OpenAI published a practical guide through its Academy platform walking users through ChatGPT's two core personalization levers — custom instructions and memory — framing them as the difference between using ChatGPT as a search box versus an actual working tool. The subtext is clear: most people are leaving a lot of utility on the table.

What's new

The Academy piece isn't announcing new features so much as codifying how existing ones should be used together. Custom instructions set persistent defaults — your role, preferred tone, output formats, guardrails — so you're not re-explaining yourself at the top of every conversation. Memory goes further, storing context across sessions that ChatGPT can draw on to keep responses relevant over time. Users can query, add, or delete memory entries mid-conversation with plain language commands.
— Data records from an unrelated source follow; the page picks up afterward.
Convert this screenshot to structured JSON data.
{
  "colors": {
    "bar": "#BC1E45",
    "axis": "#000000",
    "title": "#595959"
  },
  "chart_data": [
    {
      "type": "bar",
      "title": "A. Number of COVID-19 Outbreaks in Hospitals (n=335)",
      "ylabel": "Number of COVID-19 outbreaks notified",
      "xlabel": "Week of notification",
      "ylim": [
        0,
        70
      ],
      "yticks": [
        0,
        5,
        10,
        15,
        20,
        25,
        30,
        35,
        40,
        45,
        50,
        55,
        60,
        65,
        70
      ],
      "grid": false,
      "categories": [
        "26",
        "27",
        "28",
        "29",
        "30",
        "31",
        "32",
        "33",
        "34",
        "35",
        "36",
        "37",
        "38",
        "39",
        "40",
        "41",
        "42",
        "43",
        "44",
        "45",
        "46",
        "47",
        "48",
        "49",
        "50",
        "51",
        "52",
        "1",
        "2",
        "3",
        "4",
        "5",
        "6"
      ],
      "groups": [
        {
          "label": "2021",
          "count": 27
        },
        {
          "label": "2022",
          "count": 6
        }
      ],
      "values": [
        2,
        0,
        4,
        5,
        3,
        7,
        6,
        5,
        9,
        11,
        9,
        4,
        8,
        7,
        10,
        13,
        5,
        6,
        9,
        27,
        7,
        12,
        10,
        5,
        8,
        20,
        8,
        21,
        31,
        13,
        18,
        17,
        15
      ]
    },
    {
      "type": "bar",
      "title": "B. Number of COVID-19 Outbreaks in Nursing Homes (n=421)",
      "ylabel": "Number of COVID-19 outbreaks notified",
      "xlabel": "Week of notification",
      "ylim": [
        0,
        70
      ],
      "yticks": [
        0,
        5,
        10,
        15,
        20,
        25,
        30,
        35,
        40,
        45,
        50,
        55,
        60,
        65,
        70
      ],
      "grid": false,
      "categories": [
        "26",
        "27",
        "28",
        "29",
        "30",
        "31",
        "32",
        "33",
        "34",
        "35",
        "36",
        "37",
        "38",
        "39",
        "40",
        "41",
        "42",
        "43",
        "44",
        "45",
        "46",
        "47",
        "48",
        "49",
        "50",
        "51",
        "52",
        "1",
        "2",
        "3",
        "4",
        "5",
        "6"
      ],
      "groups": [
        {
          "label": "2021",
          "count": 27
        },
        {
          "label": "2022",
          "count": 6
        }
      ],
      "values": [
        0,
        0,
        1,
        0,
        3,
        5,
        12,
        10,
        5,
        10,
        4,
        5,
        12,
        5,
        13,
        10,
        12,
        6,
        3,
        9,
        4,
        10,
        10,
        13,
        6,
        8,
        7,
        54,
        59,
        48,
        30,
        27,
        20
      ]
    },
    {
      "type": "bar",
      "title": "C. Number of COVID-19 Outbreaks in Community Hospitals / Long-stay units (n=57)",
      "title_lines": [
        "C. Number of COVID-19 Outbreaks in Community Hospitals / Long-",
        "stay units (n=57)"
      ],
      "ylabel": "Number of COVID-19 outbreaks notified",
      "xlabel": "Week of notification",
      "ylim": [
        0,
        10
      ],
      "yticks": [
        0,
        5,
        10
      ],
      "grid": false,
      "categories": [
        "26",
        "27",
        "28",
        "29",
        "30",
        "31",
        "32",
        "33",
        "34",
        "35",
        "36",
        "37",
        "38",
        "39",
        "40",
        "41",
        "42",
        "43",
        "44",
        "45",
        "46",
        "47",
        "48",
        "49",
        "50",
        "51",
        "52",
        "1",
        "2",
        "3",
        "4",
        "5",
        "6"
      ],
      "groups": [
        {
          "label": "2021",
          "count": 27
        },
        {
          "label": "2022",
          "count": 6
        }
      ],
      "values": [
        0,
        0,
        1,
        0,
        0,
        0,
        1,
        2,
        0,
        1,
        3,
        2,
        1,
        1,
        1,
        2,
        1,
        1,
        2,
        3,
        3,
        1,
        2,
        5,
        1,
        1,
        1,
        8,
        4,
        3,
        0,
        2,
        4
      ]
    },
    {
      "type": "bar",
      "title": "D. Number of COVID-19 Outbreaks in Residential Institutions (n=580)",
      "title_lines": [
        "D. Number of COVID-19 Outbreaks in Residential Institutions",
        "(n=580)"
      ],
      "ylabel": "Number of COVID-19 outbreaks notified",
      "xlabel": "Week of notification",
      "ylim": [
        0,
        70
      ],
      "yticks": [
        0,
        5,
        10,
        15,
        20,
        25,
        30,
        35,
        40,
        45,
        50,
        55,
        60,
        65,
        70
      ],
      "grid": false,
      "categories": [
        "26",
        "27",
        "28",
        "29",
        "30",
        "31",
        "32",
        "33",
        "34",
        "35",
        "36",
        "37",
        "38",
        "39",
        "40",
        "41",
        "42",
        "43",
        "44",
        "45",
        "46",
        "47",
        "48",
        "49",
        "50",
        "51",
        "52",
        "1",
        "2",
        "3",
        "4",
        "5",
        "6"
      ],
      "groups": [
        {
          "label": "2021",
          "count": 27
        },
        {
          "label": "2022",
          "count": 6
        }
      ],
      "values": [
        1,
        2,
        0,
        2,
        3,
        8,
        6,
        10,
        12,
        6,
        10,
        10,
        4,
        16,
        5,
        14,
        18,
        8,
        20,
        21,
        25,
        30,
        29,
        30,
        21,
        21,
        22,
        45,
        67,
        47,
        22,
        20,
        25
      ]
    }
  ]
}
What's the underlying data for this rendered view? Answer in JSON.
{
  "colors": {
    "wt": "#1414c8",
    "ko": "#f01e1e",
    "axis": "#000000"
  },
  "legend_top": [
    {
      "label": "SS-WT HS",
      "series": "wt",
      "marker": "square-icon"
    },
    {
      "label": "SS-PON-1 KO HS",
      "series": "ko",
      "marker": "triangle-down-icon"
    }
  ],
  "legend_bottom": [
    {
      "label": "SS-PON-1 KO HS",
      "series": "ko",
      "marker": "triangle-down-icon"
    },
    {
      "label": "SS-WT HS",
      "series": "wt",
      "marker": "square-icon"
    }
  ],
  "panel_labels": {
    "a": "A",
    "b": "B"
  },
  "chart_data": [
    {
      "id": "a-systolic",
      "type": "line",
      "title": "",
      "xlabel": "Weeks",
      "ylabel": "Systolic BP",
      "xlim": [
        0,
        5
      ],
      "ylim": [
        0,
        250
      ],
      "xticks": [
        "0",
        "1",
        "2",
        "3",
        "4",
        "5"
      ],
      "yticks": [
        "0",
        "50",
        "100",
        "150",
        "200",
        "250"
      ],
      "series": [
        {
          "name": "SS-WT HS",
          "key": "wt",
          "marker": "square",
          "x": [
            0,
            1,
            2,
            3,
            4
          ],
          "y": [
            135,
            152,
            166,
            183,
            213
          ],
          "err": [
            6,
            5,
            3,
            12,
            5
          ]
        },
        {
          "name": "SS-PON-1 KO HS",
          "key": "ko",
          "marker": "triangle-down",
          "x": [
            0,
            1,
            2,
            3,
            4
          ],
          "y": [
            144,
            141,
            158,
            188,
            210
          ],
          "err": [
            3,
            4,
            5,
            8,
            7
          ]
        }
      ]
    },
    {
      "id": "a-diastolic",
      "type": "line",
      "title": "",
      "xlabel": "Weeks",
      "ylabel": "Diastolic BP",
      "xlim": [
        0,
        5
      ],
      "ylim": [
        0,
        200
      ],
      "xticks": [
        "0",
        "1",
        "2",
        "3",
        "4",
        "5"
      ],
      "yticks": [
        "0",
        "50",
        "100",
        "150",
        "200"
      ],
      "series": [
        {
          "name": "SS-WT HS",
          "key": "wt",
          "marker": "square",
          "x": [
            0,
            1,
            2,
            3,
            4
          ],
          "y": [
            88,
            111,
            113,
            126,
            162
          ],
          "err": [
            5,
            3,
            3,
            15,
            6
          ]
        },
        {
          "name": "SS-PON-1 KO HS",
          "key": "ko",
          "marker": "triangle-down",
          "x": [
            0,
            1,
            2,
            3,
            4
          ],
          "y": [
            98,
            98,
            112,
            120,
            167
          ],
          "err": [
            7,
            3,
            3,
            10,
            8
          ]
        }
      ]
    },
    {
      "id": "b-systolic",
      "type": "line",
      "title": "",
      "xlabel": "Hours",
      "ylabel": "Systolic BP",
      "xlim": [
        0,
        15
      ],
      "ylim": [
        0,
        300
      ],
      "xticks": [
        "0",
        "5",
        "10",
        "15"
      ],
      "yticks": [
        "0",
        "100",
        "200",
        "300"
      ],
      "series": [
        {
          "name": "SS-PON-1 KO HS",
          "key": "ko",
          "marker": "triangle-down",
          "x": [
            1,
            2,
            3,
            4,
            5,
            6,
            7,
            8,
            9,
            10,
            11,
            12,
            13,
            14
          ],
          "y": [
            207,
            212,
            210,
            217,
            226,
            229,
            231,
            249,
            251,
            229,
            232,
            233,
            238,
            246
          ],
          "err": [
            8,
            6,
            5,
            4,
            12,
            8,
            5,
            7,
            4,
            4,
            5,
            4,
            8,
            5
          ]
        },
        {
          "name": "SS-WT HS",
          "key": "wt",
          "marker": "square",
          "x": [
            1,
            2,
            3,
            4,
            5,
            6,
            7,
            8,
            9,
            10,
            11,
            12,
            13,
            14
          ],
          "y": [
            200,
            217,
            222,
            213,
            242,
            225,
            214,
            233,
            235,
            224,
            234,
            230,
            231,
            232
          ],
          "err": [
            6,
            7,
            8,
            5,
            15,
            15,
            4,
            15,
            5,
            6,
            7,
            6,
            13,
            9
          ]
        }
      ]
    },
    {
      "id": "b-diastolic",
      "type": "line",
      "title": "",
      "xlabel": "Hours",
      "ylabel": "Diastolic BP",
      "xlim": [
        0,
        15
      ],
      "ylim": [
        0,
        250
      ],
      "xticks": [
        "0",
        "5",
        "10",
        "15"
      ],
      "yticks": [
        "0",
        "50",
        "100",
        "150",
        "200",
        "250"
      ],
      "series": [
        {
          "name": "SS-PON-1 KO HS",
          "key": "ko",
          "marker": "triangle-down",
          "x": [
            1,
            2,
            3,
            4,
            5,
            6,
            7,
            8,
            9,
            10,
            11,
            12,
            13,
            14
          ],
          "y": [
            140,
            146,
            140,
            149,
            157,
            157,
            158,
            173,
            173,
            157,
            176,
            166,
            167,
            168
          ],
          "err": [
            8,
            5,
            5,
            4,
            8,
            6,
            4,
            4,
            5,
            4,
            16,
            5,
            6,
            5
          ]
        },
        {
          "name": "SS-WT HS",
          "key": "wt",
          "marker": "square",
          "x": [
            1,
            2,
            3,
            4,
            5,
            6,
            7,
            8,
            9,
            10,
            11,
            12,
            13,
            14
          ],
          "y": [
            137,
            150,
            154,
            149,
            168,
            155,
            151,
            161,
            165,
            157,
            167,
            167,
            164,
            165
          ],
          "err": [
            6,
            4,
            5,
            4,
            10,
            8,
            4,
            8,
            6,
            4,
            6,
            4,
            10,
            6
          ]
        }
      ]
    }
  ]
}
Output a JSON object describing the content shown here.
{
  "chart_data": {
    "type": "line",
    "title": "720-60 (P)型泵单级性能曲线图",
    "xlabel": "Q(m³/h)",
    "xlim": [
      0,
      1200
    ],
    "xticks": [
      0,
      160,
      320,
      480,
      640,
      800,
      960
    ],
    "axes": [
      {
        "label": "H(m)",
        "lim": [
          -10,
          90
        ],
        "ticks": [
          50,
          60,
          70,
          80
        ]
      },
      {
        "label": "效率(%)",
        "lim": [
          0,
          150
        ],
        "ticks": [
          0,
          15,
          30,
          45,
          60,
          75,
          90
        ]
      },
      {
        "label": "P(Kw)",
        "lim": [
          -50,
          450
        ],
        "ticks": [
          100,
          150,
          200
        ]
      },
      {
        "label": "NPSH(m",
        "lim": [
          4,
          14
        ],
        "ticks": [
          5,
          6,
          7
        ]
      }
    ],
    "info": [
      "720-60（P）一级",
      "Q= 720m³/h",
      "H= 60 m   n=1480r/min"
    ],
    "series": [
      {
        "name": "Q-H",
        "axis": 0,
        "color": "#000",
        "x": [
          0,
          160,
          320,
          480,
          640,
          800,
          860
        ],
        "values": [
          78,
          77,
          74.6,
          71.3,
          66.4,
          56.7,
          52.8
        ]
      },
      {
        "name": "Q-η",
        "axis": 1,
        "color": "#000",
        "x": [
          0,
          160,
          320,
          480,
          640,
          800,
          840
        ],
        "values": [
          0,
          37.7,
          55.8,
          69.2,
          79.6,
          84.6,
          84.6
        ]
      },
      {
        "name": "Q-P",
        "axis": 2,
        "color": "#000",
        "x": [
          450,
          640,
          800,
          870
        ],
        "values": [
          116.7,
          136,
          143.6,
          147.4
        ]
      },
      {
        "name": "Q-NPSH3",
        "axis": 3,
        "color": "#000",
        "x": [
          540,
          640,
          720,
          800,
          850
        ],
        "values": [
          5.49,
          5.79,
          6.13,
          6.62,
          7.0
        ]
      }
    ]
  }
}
A third layer, Skills, gets a brief mention as a way to formalize repeatable workflows into structured, reusable processes — though details there are thin.

Why it matters

The framing of custom instructions as a "default working style" is the useful mental model here. Stable preferences — role, tone, format — belong in instructions. Task-specific details belong in the prompt. Memory handles the in-between: recurring context that doesn't change often but would be annoying to retype. Getting that separation right is what actually makes the tool feel consistent rather than amnesiac. OpenAI is essentially publishing the meta-layer that most power users figured out through trial and error.

What to watch

The Skills feature is the one to track. Turning repeatable prompt patterns into structured, reusable workflows would represent a meaningful shift from ad-hoc prompting toward something closer to lightweight automation — without requiring API access or coding. OpenAI's Academy rollout suggests the company is betting that productivity gains, not raw capability, will drive stickier enterprise adoption in 2026.